Sberbank and VTB Bank — the largest and second-largest banks of Russia — are the first foreign lenders to receive this approval after the RBI announced the guidelines on overseas trade in the rupee in July.
Sberbank and VTB Bank have opened special vostro account in their respective branches in Delhi, sources said. Last month, state-owned UCO Bank received the RBI’s approval to open a special vostro account with Gazprombank of Russia.
The Kolkata-based lender, among the first banks to receive the regulator’s approval following the RBI’s decision to promote rupee settlement, opened the account during this month. The move to open the special vostro account clears the deck for settlement of payments in rupee for trade between India and Russia, enabling cross-border trade in the Indian currency, which the RBI is keen to promote.
The RBI has allowed the special vostro accounts to invest the surplus balance in Indian government securities to help popularise the new arrangement. According to reports, Gazprombank is only facing sectoral sanctions, and is not under the Specially Designated Nationals, or SDN, sanctions.

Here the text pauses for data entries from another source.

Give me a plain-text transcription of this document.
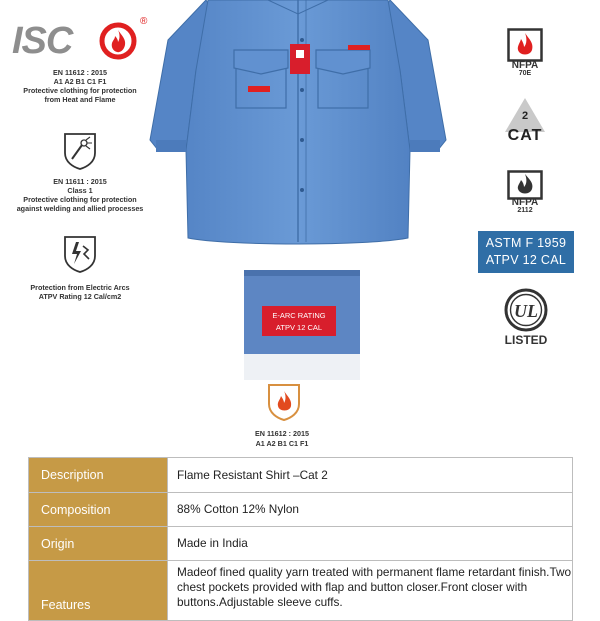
ISC	®
EN 11612 : 2015
A1 A2 B1 C1 F1
Protective clothing for protection
from Heat and Flame
EN 11611 : 2015
Class 1
Protective clothing for protection
against welding and allied processes
Protection from Electric Arcs
ATPV Rating 12 Cal/cm2
NFPA
70E
2
CAT
NFPA
2112
ASTM F 1959
ATPV 12 CAL
UL
LISTED
E-ARC RATING
ATPV 12 CAL
EN 11612 : 2015
A1 A2 B1 C1 F1
Description	Flame Resistant Shirt –Cat 2
Composition	88% Cotton 12% Nylon
Origin	Made in India
Features	Madeof fined quality yarn treated with permanent flame retardant finish.Two chest pockets provided with flap and button closer.Front closer with buttons.Adjustable sleeve cuffs.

UCO Bank already has a vostro account-based facility with Iran. Gazprombank, or GPB, is a privately-owned Russian lender and the third largest bank in the country by assets.
Last month, the RBI and the finance ministry had asked the top management of banks and representatives of trade bodies to push export and import transactions in rupee. They wanted the banks in India to connect with their foreign counterparts for opening special rupee vostro accounts to facilitate cross-border trade in the Indian currency rather than the popular mode of the US dollar.
“Indian importers undertaking imports through this mechanism shall make payment in INR, which shall be credited into the special vostro account of the correspondent bank of the partner country, against the invoices for the supply of goods or services from the overseas seller/supplier,” RBI had said earlier.